Selon la principale association peule au Mali, Tabital Pulaak, les victimes ont été enlevées par des miliciens dogons à moto alors qu'elles se rendaient à une foire. Elles ont ensuite été exécutées «par la milice des chasseurs», a précisé la même source. Un élu local, qui attribue ces meurtres aux «chasseurs basés dans le village Tréta», fait état d’un bilan plus lourd : «14 civils peuls, tous mariés et chefs de famille, (ont été) enlevés et froidement assassinés».

Outre les 11 personnes enlevées, «quatre autres civils peuls ont été arrêtés ensuite», a poursuivi cette source. «Tous ont été conduits dans le village de Kunti» où ils «ont été assassinés», a précisé l’élu. «Mais un civil a pu s'échapper en faisant le mort» et a «donné tous les détails», a ajouté l'élu.  

La loi des djihadistes
Dans le centre du Mali, les violences intercommunautaires se multiplient depuis trois ans entre Peuls, traditionnellement éleveurs (parfois nomades), et les ethnies bambara et dogon, pratiquant majoritairement l'agriculture. Appelés dozos en Afrique de l’Ouest, les chasseurs traditionnels sont membres de la communauté dogon. Les deux communautés évoluent dans les mêmes zones depuis des lustres.
             
Le 25 juillet, une précédente attaque avait entraîné la mort de 17 civils peuls. Là encore, elle avait été attribuée à des chasseurs dogons.
           
Depuis le début de l'année, la Mission de l'ONU au Mali (Minusma) a recensé une centaine d'«incidents de violence intercommunautaire qui ont fait au moins 289 morts parmi les civils», selon un bilan de l'ONU publié le 17 juillet. Près de 77% de ces incidents «se sont produits dans la région de Mopti», a précisé l’organisme onusien.
           
Enfants dogons irriguant d'oignons un champ ( REUTERS/ Florin Iorganda)

Dans les faits, la situation au centre du pays ne se résume pas à ces affrontements intercommunautaires. L’Etat malien a déserté la région face aux groupes djihadistes qui font régner leur loi «et terrorisent les populations». Les festivités comme les mariages sont interdites dans de nombreuses localités. «Depuis plusieurs années, les salles de classe sont fermées dans la plupart des villages. Les enseignants, les juges et les fonctionnaires ont fui», a constaté l’envoyé spécial de Libération. Résultat : les communautés locales sont prises entre deux feux : entre l’armée malienne et les groupes djihadistes qui obéissent à un prêcheur local, Amadou Koufa, allié à Iyad Ag Ghali et à al-Qaïda.

Les Peuls harcelés
L’armée a été mise en cause dans 58 cas de violations des droits de l’Homme. Notamment lors du massacre de 25 Peuls dans les localités de Nantaka et Kobaka près de Mopti. Selon des témoins, les militaires auraient commencé par arrêter tous les hommes. Ils «auraient ensuite libéré les Songhaïs, les Tamasheqs noirs et les Bozo, gardant prisonniers 25 Peuls». L’armée a démenti.

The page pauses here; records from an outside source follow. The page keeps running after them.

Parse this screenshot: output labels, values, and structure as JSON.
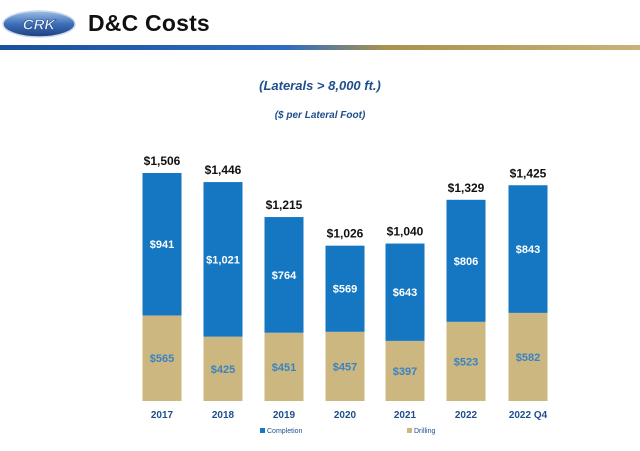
{
  "header": {
    "logo_text": "CRK",
    "title": "D&C Costs"
  },
  "chart_data": {
    "type": "bar",
    "stacked": true,
    "title": "(Laterals > 8,000 ft.)",
    "subtitle": "($ per Lateral Foot)",
    "categories": [
      "2017",
      "2018",
      "2019",
      "2020",
      "2021",
      "2022",
      "2022 Q4"
    ],
    "series": [
      {
        "name": "Drilling",
        "values": [
          565,
          425,
          451,
          457,
          397,
          523,
          582
        ],
        "labels": [
          "$565",
          "$425",
          "$451",
          "$457",
          "$397",
          "$523",
          "$582"
        ],
        "color": "#cbb77f"
      },
      {
        "name": "Completion",
        "values": [
          941,
          1021,
          764,
          569,
          643,
          806,
          843
        ],
        "labels": [
          "$941",
          "$1,021",
          "$764",
          "$569",
          "$643",
          "$806",
          "$843"
        ],
        "color": "#1576c1"
      }
    ],
    "totals": [
      1506,
      1446,
      1215,
      1026,
      1040,
      1329,
      1425
    ],
    "total_labels": [
      "$1,506",
      "$1,446",
      "$1,215",
      "$1,026",
      "$1,040",
      "$1,329",
      "$1,425"
    ],
    "legend": {
      "position": "bottom",
      "entries": [
        "Completion",
        "Drilling"
      ]
    },
    "grid": false
  }
}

Les Peuls dénoncent régulièrement des exactions à leur encontre, au nom de la lutte contre les djihadistes, de la part de groupes de chasseurs armés, tolérés voire encouragés selon eux par les autorités ou l'armée.

Le 30 juin, plusieurs centaines de personnes avaient manifesté à Bamako, capitale du Mali, pour dénoncer les exactions commises contre des civils dans la région de Mopti. Et plus particulièrement contre les Peuls. Une région où «c’est la loi du plus fort qui règne aujourd’hui, il n’y a plus de justice». «Quand tu parles peul ou que tu ressembles aux Peuls, tu es une cible tout de suite», avait alors expliqué à RFI un responsable associatif. Lequel avait «même peur de retourner» dans la région, «parce que quand tu es là-bas, les djihadistes te prennent pour cible, vont dire "toi tu étais à Bamako, tu es avec les autorités" et les militaires se lèvent pour aller nous tuer, soi-disant que tous les Peuls sont des djihadistes».

Les effets du réchauffement climatique
Selon un observateur européen, cité par Libération, «trois facteurs souterrains ont contribué à l’explosion de la région. "Le réchauffement climatique", qui a perturbé les circuits de transhumance (…), "la démographie", qui a accentué la pression sur la terre (…) et "la prolifération des armes légères"». Selon cette source, «l’étincelle a été l’arrivée des djihadistes, qui ont miné le système de justice traditionnelle permettant jusque-là de désamorcer les conflits intercommunautaires»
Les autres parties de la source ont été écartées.